The job continues… I put 50 gallons of horse/donkey manure on the fig trees today. The whitish powder on the manure piles is crushed volcanic rock. The trees got about twenty pounds of the rock. They also need lime, been years. I thought I had a bag of lime in the barn but no such luck. Must have used it up, have to get some next trip to town.

Sort of funny… Donkeys have a natural habit of pooping in piles. They’ll use the same pile a week of so then start another one. This isn’t a natural habit of horses. The horse and donkey I have now have been together since they were foals. The horse learned this behavior from the donkey.

Sort of handy when I need manure… It’s all in neat piles ready to shovel up! :2thumb:


----------



## DM1791 (Oct 6, 2014)

There are two fig trees on my grandparents' property that haven't produced in several years. I wonder if they need a good pruning to get them going again? The trees still grow and have huge leaves, but no fruit. They used to produce about 2-3 five gallon buckets full a year.

Do blueberry bushes require pruning also? The fig trees I mentioned are next to a run of blueberry bushes that are massive. They are nearly as big as the fig trees you posted in the original post. The blueberry bushes still produce, but not nearly what they did 5-10 years ago. Part of that problem is due to the evacuation of a long-term native honeybee hive, I know. The departure of the bees severely impacted our grape production (and hence our wine production) as well, but it seems the blueberries have dropped off more than they should have.

Thanks for the info.


----------



## Cotton (Oct 12, 2013)

I recommend anyone to first have the soil tested if you’re not sure of a problem or what to do about it. This is always the first step! Without the baseline you have no idea what the plant needs. Back in the day it was cheap and easy, now it costs a few bucks. You need to ask the county extension office for recommendations.

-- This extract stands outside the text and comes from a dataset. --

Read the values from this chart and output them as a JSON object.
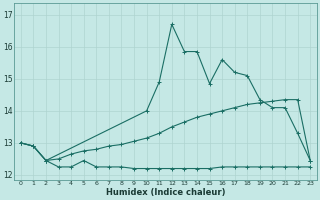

Reminds me of a lady I knew a few years ago at the farmers market. Every year she’d name off 2 or 3 fertilizers she’d put on her tomatoes and wonder why they didn’t produce. I’d tell her to have the soil tested. The next year, same story, same result and I’d tell her to have the soil tested which she didn’t do! She was cooking the plants with too much fertilizer, fried green tomato stalks anyone? 

One year I told her to crush up a couple of viagra’s and mix in the soil. Heck, she didn’t listen to anything else I said! 

With old trees you can bet the soil conditions are nothing like when the trees were younger and still producing.

Blueberries are extremely picky about soil conditions, they require a very specific ph. The only way to obtain that ph is to test the soil so you know what needs to be added.

Afterwards you can decide what, if any pruning needs to be done.


----------



## DM1791 (Oct 6, 2014)

Got it. 

I wasn't sure if these were like grape vines that need annual pruning to make sure the new growth produces on a yearly basis. I had never thought of getting the soil tested for PH. I guess I assumed that since other stuff grows in the same field (corn, soy beans, turnips, etc.) that it would be good for the blue berries and figs.

I know that there is a light copper deficiency in that soil and it's probably a little low on iron judging from the wildflowers that tend to grow as carpet cover when the field isn't planted.


----------



## Cotton (Oct 12, 2013)

My dad had soil tests done every 12 to 15 years. He’s really good a judging year to year what he’s added and what a specific field may need for what he wants to grow there. After all, he’s been working these same fields for more than 70 years, I defer to his judgment.  

Some plants and trees will grow in a broad range of soil conditions and will still produce well. Other plants are a lot pickier!

Some plants you never want to grow together, like melons and corn. Corn is a nitrogen hog, needs a lot of it. Very much nitrogen and you’ll taste it in the melons… So, these are two plants I never grow together or side by side. The only time I might break that general rule would be on a hillside, with the melons on the high side and the corn lower.


----------